It’s been a while since my last post…but fear not, the blog and the ultimate goal, has not been abandoned! 🙂
I’ve had a busy summer in my personal life and as a result I haven’t spent as much time sailing and working on the boat as I used to. I have been working on a couple projects, though. One of those projects was installing the roller furling jib.
This furling jib was in a storage locker under the starboard berth and remained there until recently. The prior owner told me about it when I purchased the boat and said it had never been installed, so he didn’t know the condition.
With the help of a fellow Hunter 25 friend who occupies the slip next to me, I decided to install the furling jib. The jib was fairly easy to install. It’s the style that uses the forestay as a guide and the jib halyard to haul it. Total installation time was less than 30 minutes! I ran the furling line along the starboard side to a cam-cleat that was already installed.
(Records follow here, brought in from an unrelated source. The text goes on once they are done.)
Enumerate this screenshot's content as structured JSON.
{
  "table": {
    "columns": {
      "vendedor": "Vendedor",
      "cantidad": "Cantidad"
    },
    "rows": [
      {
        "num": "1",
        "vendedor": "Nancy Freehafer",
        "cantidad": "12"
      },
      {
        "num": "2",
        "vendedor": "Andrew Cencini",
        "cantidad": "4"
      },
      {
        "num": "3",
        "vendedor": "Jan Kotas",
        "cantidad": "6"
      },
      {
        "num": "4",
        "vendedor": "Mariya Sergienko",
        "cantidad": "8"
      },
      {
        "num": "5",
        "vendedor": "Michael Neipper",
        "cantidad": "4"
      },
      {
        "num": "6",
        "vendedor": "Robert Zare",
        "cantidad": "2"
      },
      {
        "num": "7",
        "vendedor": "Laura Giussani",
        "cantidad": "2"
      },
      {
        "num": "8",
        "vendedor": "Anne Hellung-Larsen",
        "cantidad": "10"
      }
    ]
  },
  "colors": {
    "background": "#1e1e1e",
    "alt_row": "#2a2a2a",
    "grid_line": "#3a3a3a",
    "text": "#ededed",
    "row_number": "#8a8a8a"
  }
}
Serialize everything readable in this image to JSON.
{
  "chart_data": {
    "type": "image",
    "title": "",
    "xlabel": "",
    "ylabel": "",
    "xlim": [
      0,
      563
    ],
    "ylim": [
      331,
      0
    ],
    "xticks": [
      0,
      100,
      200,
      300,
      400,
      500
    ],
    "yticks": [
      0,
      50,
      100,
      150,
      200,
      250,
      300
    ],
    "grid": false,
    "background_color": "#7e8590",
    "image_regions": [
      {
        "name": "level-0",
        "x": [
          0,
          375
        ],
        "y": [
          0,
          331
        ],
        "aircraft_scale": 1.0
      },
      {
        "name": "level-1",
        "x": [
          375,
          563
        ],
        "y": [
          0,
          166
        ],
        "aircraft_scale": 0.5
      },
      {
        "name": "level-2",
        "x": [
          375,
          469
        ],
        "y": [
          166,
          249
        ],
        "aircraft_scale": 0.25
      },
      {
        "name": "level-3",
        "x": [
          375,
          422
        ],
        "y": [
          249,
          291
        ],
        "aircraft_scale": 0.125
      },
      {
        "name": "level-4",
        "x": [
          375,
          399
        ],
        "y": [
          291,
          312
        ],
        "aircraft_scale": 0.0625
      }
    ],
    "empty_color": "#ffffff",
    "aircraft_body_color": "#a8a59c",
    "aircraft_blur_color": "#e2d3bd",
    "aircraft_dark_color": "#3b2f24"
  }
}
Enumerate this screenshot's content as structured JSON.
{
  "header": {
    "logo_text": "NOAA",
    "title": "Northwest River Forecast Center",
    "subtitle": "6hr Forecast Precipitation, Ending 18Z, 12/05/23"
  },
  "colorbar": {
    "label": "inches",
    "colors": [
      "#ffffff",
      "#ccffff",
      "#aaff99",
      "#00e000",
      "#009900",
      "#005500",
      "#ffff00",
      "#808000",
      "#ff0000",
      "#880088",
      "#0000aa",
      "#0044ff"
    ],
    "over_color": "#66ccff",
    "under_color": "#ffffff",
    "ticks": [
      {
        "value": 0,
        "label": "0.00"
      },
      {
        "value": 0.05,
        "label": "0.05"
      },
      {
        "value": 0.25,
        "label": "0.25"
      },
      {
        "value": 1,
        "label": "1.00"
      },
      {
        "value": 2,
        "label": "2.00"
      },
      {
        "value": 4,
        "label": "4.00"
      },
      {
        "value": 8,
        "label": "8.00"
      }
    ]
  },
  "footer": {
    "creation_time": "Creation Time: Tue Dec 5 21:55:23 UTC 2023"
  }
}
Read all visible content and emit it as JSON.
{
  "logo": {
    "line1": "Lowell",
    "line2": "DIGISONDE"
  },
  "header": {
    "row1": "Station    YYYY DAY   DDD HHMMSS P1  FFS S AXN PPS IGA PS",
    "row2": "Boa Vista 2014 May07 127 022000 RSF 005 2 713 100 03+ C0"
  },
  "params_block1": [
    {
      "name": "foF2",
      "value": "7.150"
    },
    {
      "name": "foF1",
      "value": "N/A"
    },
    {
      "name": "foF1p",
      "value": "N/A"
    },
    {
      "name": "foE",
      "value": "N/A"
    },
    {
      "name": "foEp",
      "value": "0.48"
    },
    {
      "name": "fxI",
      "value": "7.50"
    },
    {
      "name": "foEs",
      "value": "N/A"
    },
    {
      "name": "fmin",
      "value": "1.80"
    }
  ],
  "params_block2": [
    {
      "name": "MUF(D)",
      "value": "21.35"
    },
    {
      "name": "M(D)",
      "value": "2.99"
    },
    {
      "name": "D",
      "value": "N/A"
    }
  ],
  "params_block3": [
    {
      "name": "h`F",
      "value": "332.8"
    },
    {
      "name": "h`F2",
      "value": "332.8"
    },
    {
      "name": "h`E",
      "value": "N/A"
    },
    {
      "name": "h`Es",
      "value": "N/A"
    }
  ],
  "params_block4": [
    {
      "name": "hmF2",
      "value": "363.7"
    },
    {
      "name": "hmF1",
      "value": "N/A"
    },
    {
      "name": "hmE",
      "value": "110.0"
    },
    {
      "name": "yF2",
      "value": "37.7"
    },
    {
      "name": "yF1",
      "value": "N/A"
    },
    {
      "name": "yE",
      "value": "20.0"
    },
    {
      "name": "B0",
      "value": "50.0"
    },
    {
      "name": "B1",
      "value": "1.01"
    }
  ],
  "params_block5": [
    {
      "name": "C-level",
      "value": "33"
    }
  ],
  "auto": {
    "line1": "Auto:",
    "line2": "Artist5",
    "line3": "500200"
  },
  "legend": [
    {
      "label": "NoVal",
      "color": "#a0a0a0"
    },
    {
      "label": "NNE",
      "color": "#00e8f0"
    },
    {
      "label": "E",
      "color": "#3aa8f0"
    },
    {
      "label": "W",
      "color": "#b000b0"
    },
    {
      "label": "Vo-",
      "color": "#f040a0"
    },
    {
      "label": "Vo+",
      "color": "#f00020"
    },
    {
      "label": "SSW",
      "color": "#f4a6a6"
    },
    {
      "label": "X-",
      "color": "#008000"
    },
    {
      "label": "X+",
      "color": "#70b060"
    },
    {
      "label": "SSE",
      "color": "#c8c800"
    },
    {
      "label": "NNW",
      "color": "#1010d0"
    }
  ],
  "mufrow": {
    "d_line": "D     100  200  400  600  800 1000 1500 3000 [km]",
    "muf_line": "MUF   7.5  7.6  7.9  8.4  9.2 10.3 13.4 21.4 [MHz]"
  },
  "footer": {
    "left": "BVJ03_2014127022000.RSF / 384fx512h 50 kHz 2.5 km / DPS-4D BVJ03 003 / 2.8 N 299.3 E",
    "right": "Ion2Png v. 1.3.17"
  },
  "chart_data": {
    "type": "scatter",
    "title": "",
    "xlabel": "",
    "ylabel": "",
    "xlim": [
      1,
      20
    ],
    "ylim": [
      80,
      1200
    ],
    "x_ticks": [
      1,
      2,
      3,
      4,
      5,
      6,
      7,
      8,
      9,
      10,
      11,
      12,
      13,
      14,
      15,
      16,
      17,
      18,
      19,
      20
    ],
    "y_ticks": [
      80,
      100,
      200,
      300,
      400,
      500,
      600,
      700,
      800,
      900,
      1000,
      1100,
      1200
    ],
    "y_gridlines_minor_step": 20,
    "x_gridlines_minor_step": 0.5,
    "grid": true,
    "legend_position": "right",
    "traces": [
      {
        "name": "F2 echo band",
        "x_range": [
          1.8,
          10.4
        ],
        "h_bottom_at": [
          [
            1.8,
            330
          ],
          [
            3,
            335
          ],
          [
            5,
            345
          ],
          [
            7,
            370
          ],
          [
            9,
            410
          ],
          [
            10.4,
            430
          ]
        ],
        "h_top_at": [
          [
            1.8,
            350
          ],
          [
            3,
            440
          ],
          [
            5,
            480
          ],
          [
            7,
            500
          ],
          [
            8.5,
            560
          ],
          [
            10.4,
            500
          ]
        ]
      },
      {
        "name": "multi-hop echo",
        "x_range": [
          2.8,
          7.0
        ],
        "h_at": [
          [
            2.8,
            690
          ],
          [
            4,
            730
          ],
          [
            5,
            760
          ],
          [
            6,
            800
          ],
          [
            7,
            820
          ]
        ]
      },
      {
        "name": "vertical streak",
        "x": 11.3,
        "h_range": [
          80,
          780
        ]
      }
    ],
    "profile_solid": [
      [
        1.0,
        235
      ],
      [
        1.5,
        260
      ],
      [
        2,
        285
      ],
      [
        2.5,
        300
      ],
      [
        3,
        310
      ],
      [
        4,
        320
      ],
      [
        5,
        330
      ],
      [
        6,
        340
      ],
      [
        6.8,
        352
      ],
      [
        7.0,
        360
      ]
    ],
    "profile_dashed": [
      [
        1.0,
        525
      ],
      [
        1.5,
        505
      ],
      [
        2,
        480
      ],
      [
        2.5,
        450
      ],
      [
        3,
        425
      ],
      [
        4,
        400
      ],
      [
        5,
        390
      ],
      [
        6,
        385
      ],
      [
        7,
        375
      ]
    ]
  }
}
After unfurling the jib for the first time, I discovered the sail is in very good condition, with only a few very minor pinholes. As expected, there was some rust staining on the sail, but other than that the sail and the furling equipment is in great condition.
The only issue I have right now is that the jib sheets are of a larger diameter than I need or want, so I’ll be changing those out in time.
Obviously, this setup will help greatly with single-handed sailing, so I’m looking forward to getting out soon and getting some wind in the new [to me] furling jib.